9
The Earliest Mahayana Scripture
ACCORDING TO recent Indian and Western scholarship, Shakyamuni Buddha lived around 566 to 486 B.C.E.1 His first dharma discourse took place in Deer Park in Sarnath, near present-day Varanasi, and is referred to as the first turning of the dharma wheel. The Buddha’s teachings over his lifetime include that of anatman, or “no self ”— the realization that there is no independent and everlasting self such as the soul; this understanding ultimately liberates individuals from self-clinging.
The emergence of the enormous body of Prajna Paramita (Realization of Wisdom Beyond Wisdom) scriptures four hundred or more years after the Buddha’s time functioned as a catalyst for the rise of Mahayana Buddhism. These scriptures served as a huge step whereby the early notion of anatman evolved into shunyata — an interrelated nonexistence of substantial individual entities, as well as of all phenomena. The rise of Mahayana is often characterized as the second turning of the dharma wheel.
Sutras created in ancient India take the form of teachings given by Shakyamuni Buddha, so none of them have the compilers’ names, nor are they dated, except in rare cases such as the One Hundred Parable Sutra.2 Historically, most Buddhists believed that all sutras were the actual words of the Buddha, spoken during his forty-five years of teaching. Only when a body of European critical scholarship emerged in the nineteenth century was evidence revealed that sutras had developed over time in response to the understanding and needs of people in later periods.
It was customary for translators of Sanskrit texts into Chinese to record their names along with the titles of the translated works, often with the year of completion noted as well. Ten comprehensive catalogs of translated texts were compiled between the late fourth century and the ninth century, of which the most recent nine are extant. The catalogs include not only these texts, but also known records of translations that are no longer available, as well as scriptures whose authenticity is doubtful or that have been determined as forged. This is why we can retrace the rise, survival, and fall of translated texts in the Chinese language.
The translation in 179 C.E. of the 8,000-line Prajna Paramita into Chinese by Lokakshema — from Bactria in western Central Asia — marked the first translation of this large body of Sanskrit Prajna Paramita literature.
Kumarajiva’s translations of the 8,000-line and 25,000-line Prajna Paramita in the early fifth century were widely studied and recited.

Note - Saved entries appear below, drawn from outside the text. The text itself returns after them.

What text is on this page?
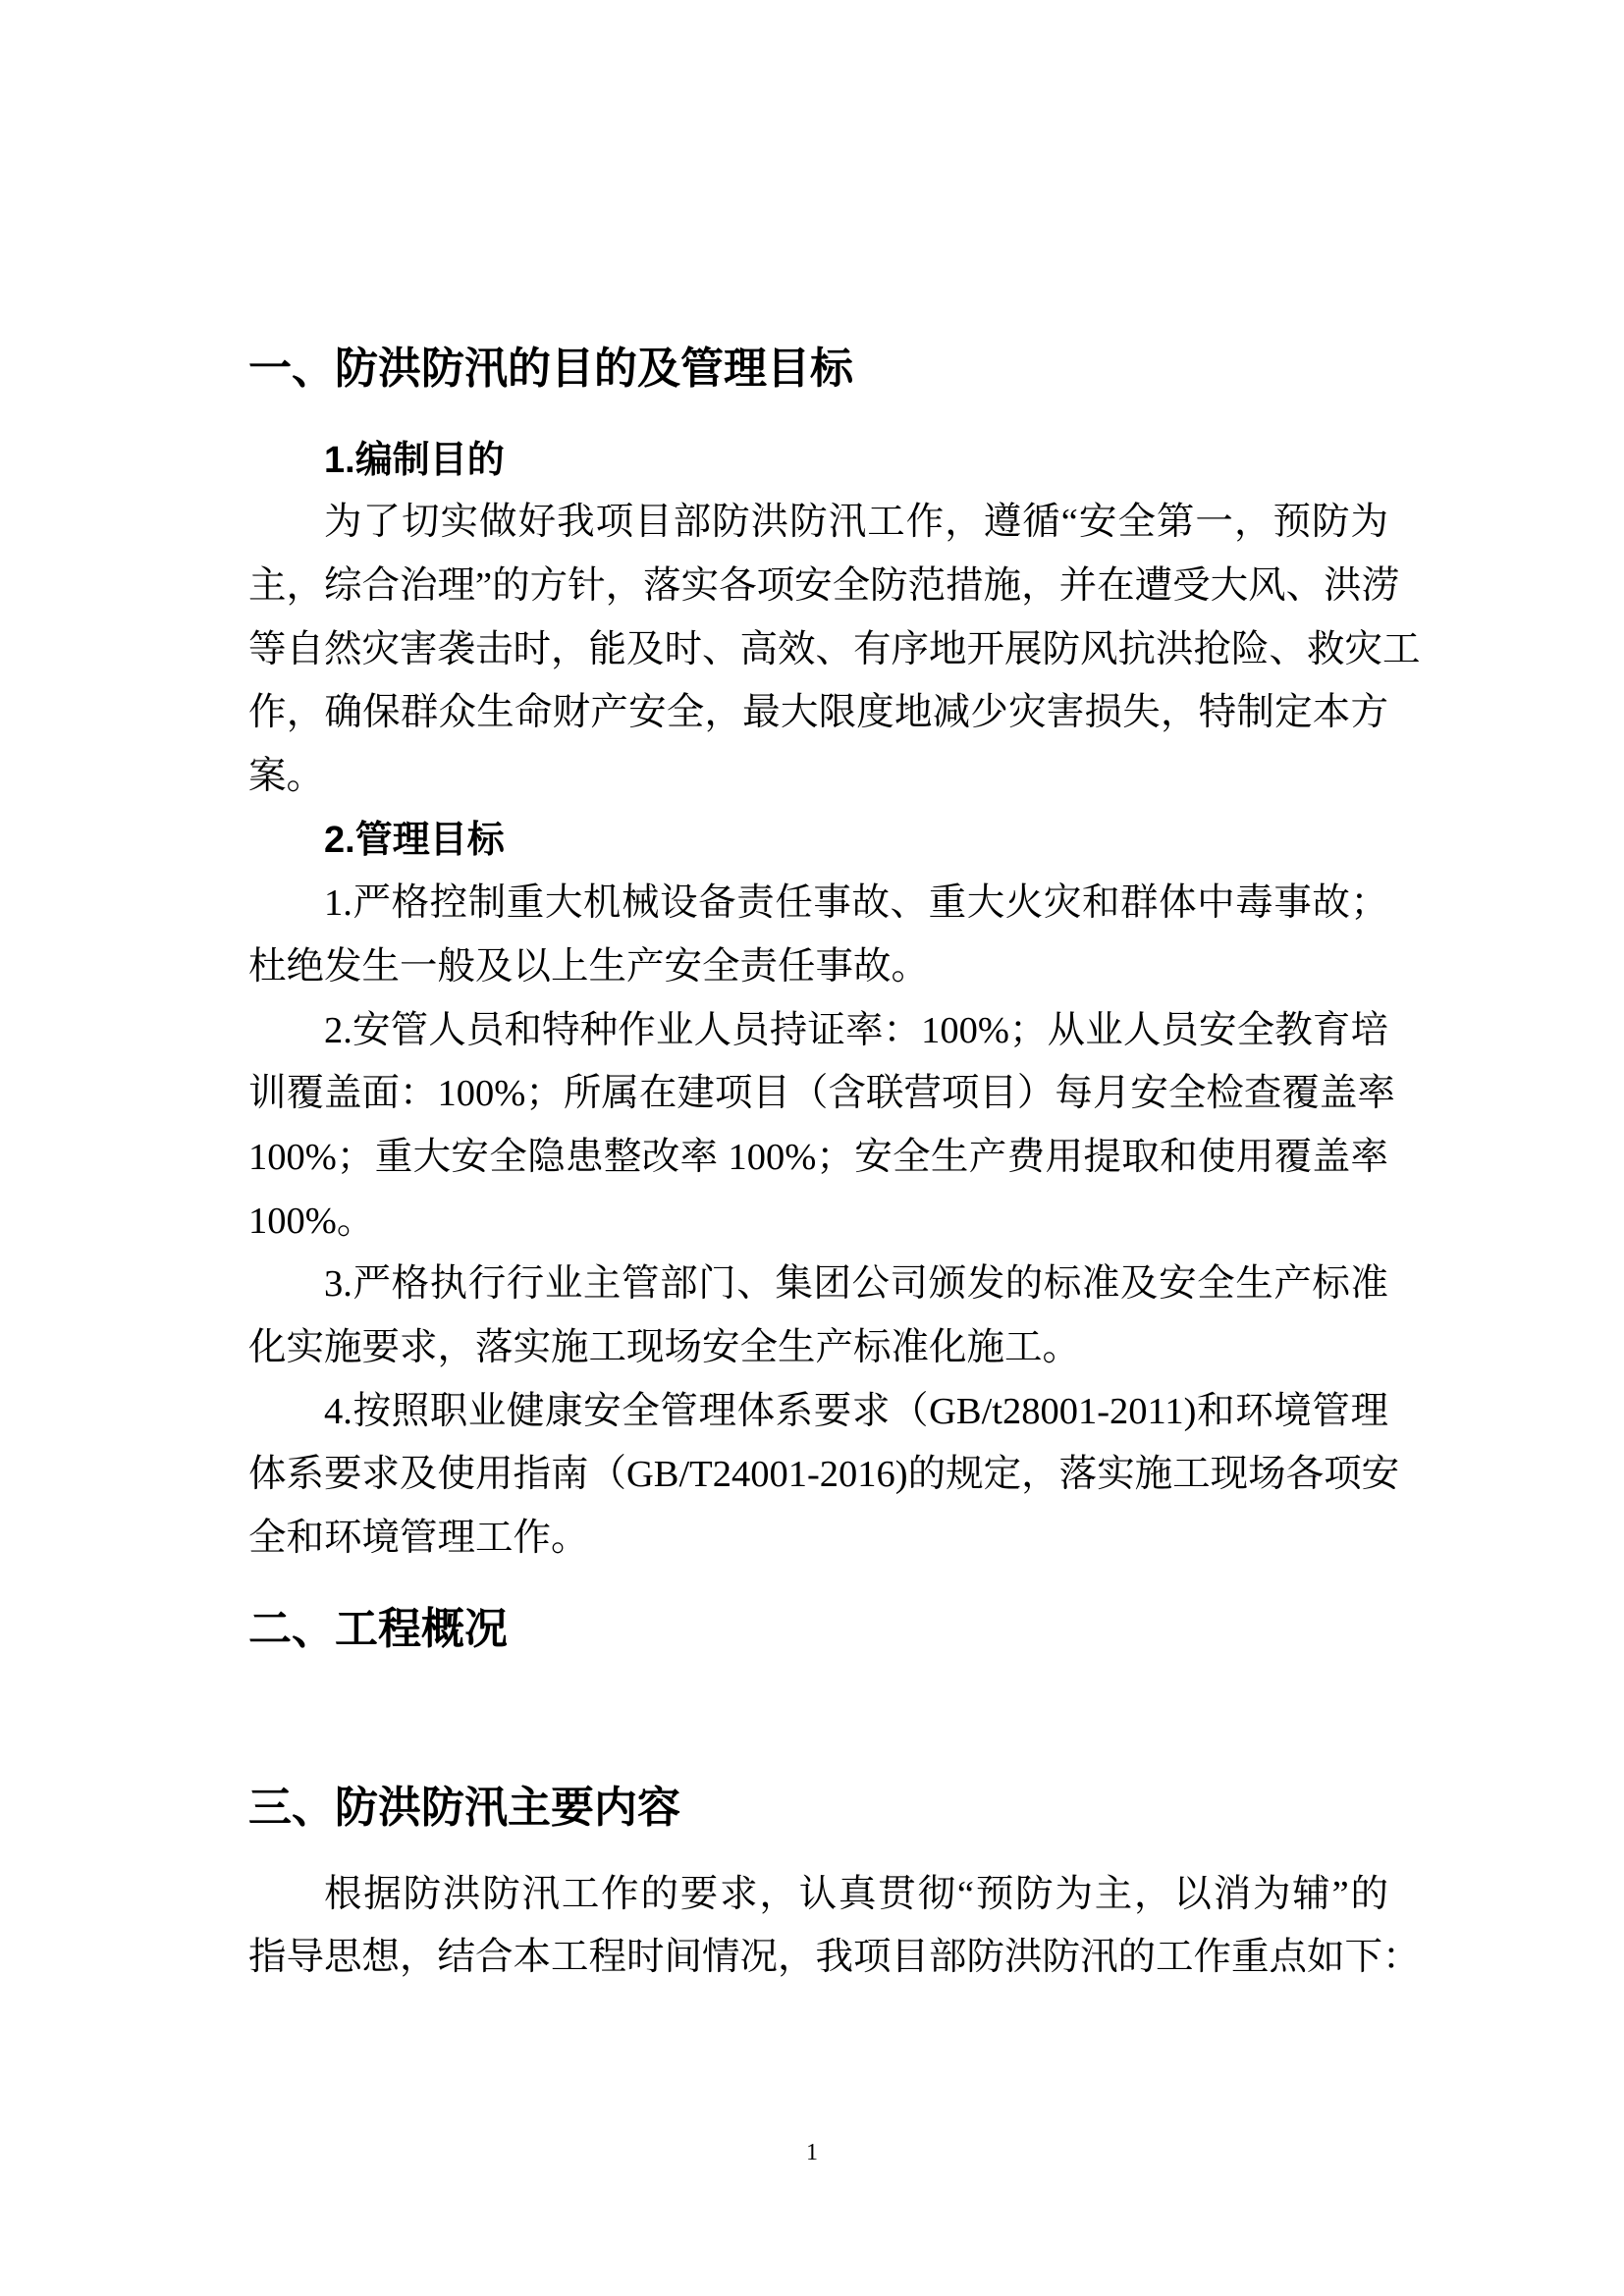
一、防洪防汛的目的及管理目标
1.编制目的
为了切实做好我项目部防洪防汛工作，遵循“安全第一，预防为
主，综合治理”的方针，落实各项安全防范措施，并在遭受大风、洪涝
等自然灾害袭击时，能及时、高效、有序地开展防风抗洪抢险、救灾工
作，确保群众生命财产安全，最大限度地减少灾害损失，特制定本方
案。
2.管理目标
1.严格控制重大机械设备责任事故、重大火灾和群体中毒事故；
杜绝发生一般及以上生产安全责任事故。
2.安管人员和特种作业人员持证率：100%；从业人员安全教育培
训覆盖面：100%；所属在建项目（含联营项目）每月安全检查覆盖率
100%；重大安全隐患整改率 100%；安全生产费用提取和使用覆盖率
100%。
3.严格执行行业主管部门、集团公司颁发的标准及安全生产标准
化实施要求，落实施工现场安全生产标准化施工。
4.按照职业健康安全管理体系要求（GB/t28001-2011)和环境管理
体系要求及使用指南（GB/T24001-2016)的规定，落实施工现场各项安
全和环境管理工作。
二、工程概况
三、防洪防汛主要内容
根据防洪防汛工作的要求，认真贯彻“预防为主，以消为辅”的
指导思想，结合本工程时间情况，我项目部防洪防汛的工作重点如下：
1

He also translated a 100-fascicle summary of the Treatise on Great Wisdom (Dazhidu Lun), an extensive Prajna Paramita commentary, one of three major works attributed to Nagarjuna that was extant in Chinese only and that is often used as a Buddhist encyclopedia.

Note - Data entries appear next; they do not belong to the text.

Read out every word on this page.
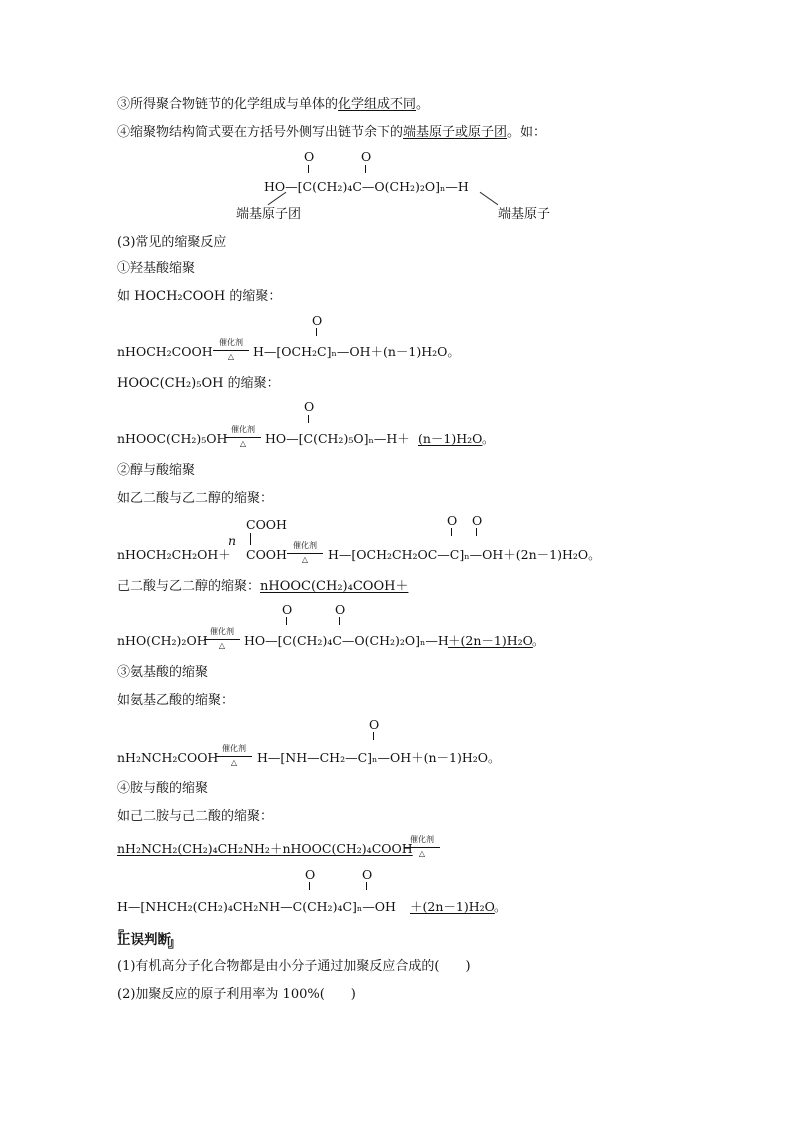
③所得聚合物链节的化学组成与单体的化学组成不同。
④缩聚物结构简式要在方括号外侧写出链节余下的端基原子或原子团。如：
O	O
HO—[C(CH₂)₄C—O(CH₂)₂O]ₙ—H
端基原子团	端基原子
(3)常见的缩聚反应
①羟基酸缩聚
如 HOCH₂COOH 的缩聚：
O
nHOCH₂COOH
催化剂
△	H—[OCH₂C]ₙ—OH＋(n－1)H₂O。
HOOC(CH₂)₅OH 的缩聚：
O
nHOOC(CH₂)₅OH
催化剂
△	HO—[C(CH₂)₅O]ₙ—H＋ (n－1)H₂O 。
②醇与酸缩聚
如乙二酸与乙二醇的缩聚：
n
COOH	O O
nHOCH₂CH₂OH＋ COOH
催化剂
△	H—[OCH₂CH₂OC—C]ₙ—OH＋(2n－1)H₂O。
己二酸与乙二醇的缩聚：nHOOC(CH₂)₄COOH＋
O	O
nHO(CH₂)₂OH
催化剂
△	HO—[C(CH₂)₄C—O(CH₂)₂O]ₙ—H ＋(2n－1)H₂O 。
③氨基酸的缩聚
如氨基乙酸的缩聚：
O
nH₂NCH₂COOH
催化剂
△	H—[NH—CH₂—C]ₙ—OH＋(n－1)H₂O。
④胺与酸的缩聚
如己二胺与己二酸的缩聚：
nH₂NCH₂(CH₂)₄CH₂NH₂＋nHOOC(CH₂)₄COOH
催化剂
△
O	O
H—[NHCH₂(CH₂)₄CH₂NH—C(CH₂)₄C]ₙ—OH ＋(2n－1)H₂O 。
『 正误判断 』
(1)有机高分子化合物都是由小分子通过加聚反应合成的(　　)
(2)加聚反应的原子利用率为 100%(　　)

Xuanzang made a translation of all available scriptures belonging to this category, a total of forty. He classified them as presented by the Buddha in sixteen assemblies, compiling them as the Great Prajna Paramita Sutra in 663. (In China the word “sutra” was added to the title. Thus, these enormous texts are referred to in the ideographic world as “Great Prajna Paramita Sutra” or “Great Sutra.”)
According to Edward Conze, among the many versions of the Prajna Paramita scriptures, the 8,000-line Prajna Paramita can be considered the earliest. This text was started in India in the first century B.C.E. and completed in the first century C.E. Later, a huge number of lines were added to form the 18,000-line, 25,000-line, and 100,000-line Prajna Paramita scriptures.3
The 8,000-line Prajna Paramita text is the first known sutra that contains the word “Mahayana.” It also advocates the ideal image of Buddhist practitioners as bodhisattvas. Bodhisattvas are beings who vow to be reborn many times, dedicating themselves to the awakening of others by way of appropriate moral conduct and skillful means, free of earthly attachment. They themselves do not become buddhas until all others do.